In today’s post, we will identify the cause and then provide the possible resolution to the issue of why changes to calendar date in BIOS are not reflected in Windows 10. BIOS (Basic Input Output system) is the program a personal computer’s microprocessor uses to get the computer system started after you turn it on. It also manages data flow between the computer’s operating system and attached devices such as the hard disk, video adapter, keyboard, mouse and printer.
BIOS is an integral part of your computer and is a program that is made accessible to the microprocessor on an Erasable Programmable Read-only Memory (EPROM) chip. When you turn on your computer, the microprocessor passes control to the BIOS program, which is always located at the same place on EPROM.
When BIOS boots up (starts up) your computer, it first determines whether all of the attachments are in place and operational and then it loads the operating system (or key parts of it) into your computer’s random access memory (RAM) from your hard disk or diskette drive.
Changing the Calendar date in BIOS is not reflected
You’ll encounter this issue based on the following scenario:
- In the computer BIOS, you change the calendar date to a value that is earlier than the date that Windows shows.
- You save the change, and you restart Windows.
In this scenario, the Windows date setting does not reflect the change that you made to the calendar date in the BIOS.
According to Microsoft, this behavior is by design. Windows considers the fact that time does not travel backward. Also, the BIOS on a laptop or notebook device may report a date that is earlier than the Windows date if the battery is failing or dead.

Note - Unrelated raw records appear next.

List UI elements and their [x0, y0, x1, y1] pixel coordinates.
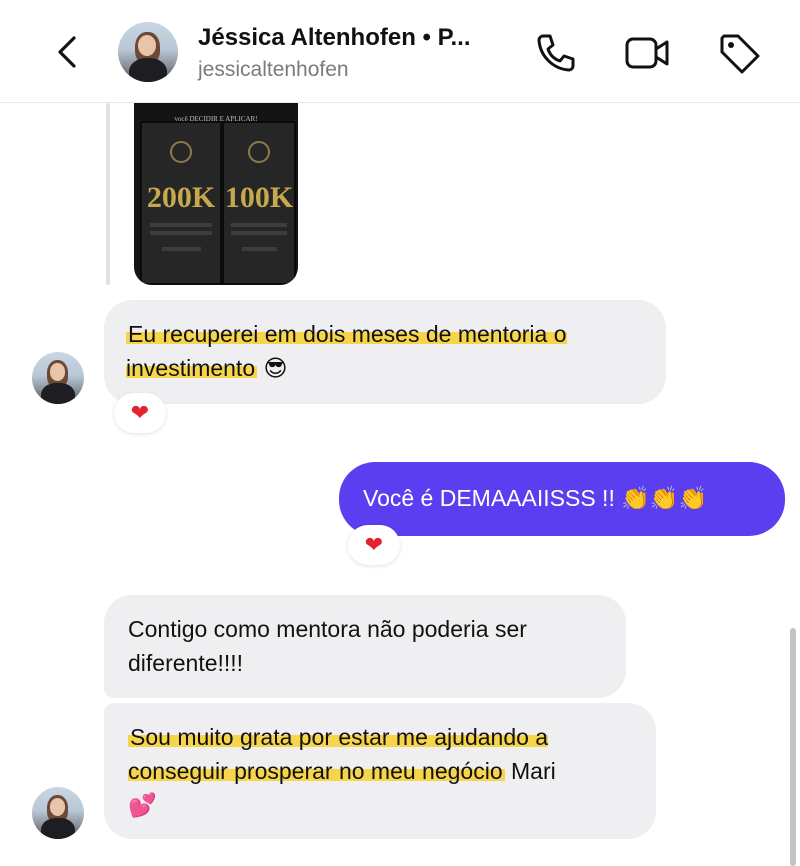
- contact-name[interactable]: Jéssica Altenhofen • P...: [198, 24, 518, 52]
- message-bubble-received[interactable]: Sou muito grata por estar me ajudando a …: [104, 703, 656, 839]
- back-icon[interactable]: [52, 34, 84, 70]
- message-bubble-sent[interactable]: Você é DEMAAAIISSS !! 👏👏👏: [339, 462, 785, 536]
- plaque-left-value: 200K: [146, 181, 216, 214]
- clapping-emoji: 👏👏👏: [621, 485, 708, 511]
- highlighted-text: Sou muito grata por estar me ajudando a …: [128, 724, 549, 784]
- contact-avatar-small[interactable]: [32, 787, 84, 839]
- video-call-icon[interactable]: [624, 30, 670, 76]
- shared-image[interactable]: você DECIDIR E APLICAR! 200K 100K: [134, 103, 298, 285]
- hearts-emoji: 💕: [128, 792, 157, 818]
- plaque-right-value: 100K: [224, 181, 294, 214]
- contact-username[interactable]: jessicaltenhofen: [198, 58, 349, 82]
- message-bubble-received[interactable]: Eu recuperei em dois meses de mentoria o…: [104, 300, 666, 404]
- plaque-left: 200K: [140, 121, 222, 285]
- heart-reaction[interactable]: ❤: [114, 393, 166, 433]
- plaque-right: 100K: [222, 121, 296, 285]
- chat-header: Jéssica Altenhofen • P... jessicaltenhof…: [0, 0, 800, 103]
- contact-avatar-small[interactable]: [32, 352, 84, 404]
- scrollbar[interactable]: [790, 628, 796, 866]
- message-text: Você é DEMAAAIISSS !!: [363, 485, 615, 511]
- heart-reaction[interactable]: ❤: [348, 525, 400, 565]
- sunglasses-emoji: 😎: [263, 355, 288, 381]
- contact-avatar[interactable]: [118, 22, 178, 82]
- message-text: Contigo como mentora não poderia ser dif…: [128, 616, 527, 676]
- reply-thread-line: [106, 103, 110, 285]
- tag-icon[interactable]: [716, 30, 762, 76]
- phone-icon[interactable]: [533, 30, 579, 76]
- highlighted-text: Eu recuperei em dois meses de mentoria o…: [126, 321, 567, 381]
- message-bubble-received[interactable]: Contigo como mentora não poderia ser dif…: [104, 595, 626, 698]
- message-text: Mari: [504, 758, 556, 784]
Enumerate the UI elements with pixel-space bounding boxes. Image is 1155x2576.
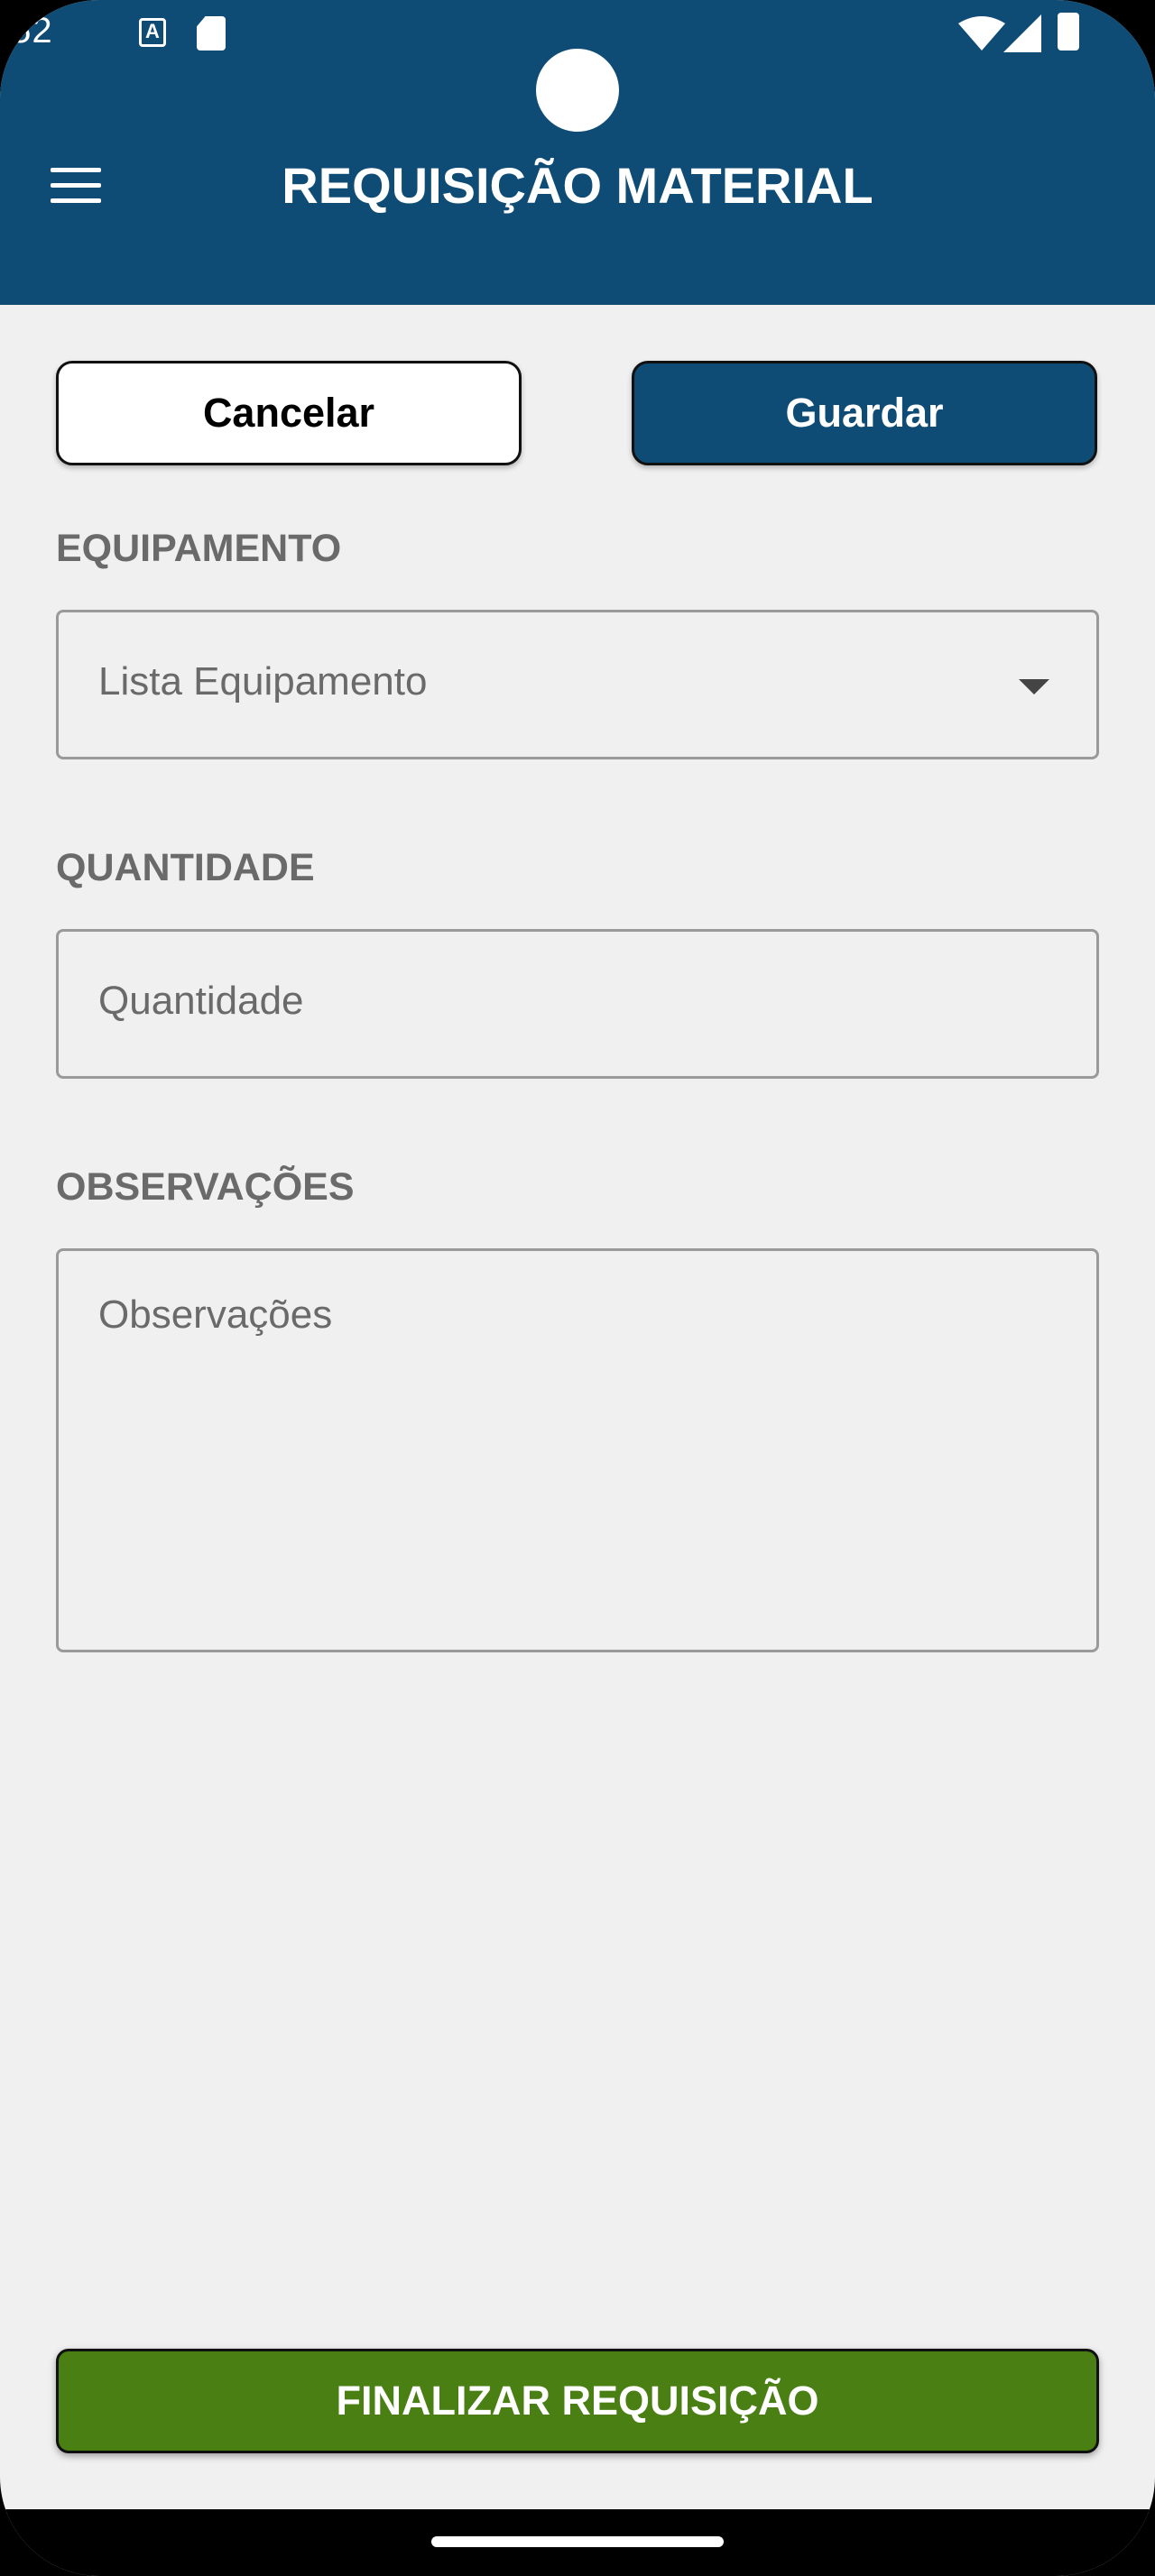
quantity-input[interactable]: Quantidade [56, 929, 1099, 1079]
home-gesture-handle[interactable] [431, 2536, 724, 2547]
status-time: :52 [0, 11, 53, 51]
equipment-placeholder: Lista Equipamento [98, 659, 428, 704]
equipment-label: EQUIPAMENTO [56, 527, 342, 570]
observations-placeholder: Observações [98, 1293, 333, 1337]
camera-cutout [536, 49, 619, 132]
dropdown-arrow-icon [1019, 679, 1049, 695]
wifi-icon [958, 16, 1005, 51]
observations-textarea[interactable]: Observações [56, 1248, 1099, 1652]
quantity-label: QUANTIDADE [56, 846, 315, 889]
sd-card-icon [197, 16, 226, 51]
finish-requisition-button[interactable]: FINALIZAR REQUISIÇÃO [56, 2349, 1099, 2453]
observations-label: OBSERVAÇÕES [56, 1165, 355, 1209]
cancel-button[interactable]: Cancelar [56, 361, 522, 465]
equipment-dropdown[interactable]: Lista Equipamento [56, 610, 1099, 759]
signal-icon [1003, 14, 1041, 52]
battery-icon [1058, 13, 1079, 51]
page-title: REQUISIÇÃO MATERIAL [282, 157, 873, 214]
a-notification-icon: A [139, 18, 166, 47]
quantity-placeholder: Quantidade [98, 979, 304, 1023]
save-button[interactable]: Guardar [632, 361, 1097, 465]
app-screen: :52 A REQUISIÇÃO MATERIAL Cancelar Guard… [0, 0, 1155, 2576]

In such cases, the BIOS date and time are not reliable.
Additionally, this behavior does not affect changes to the calendar date in the BIOS if the new date is later than the date that Windows reports.
To resolve this issue, if you have to change the calendar date on your computer, use the Windows Settings to make the change instead of changing the date in the BIOS. This change will be reflected across multiple restarts.
Hope you find the information in this post useful!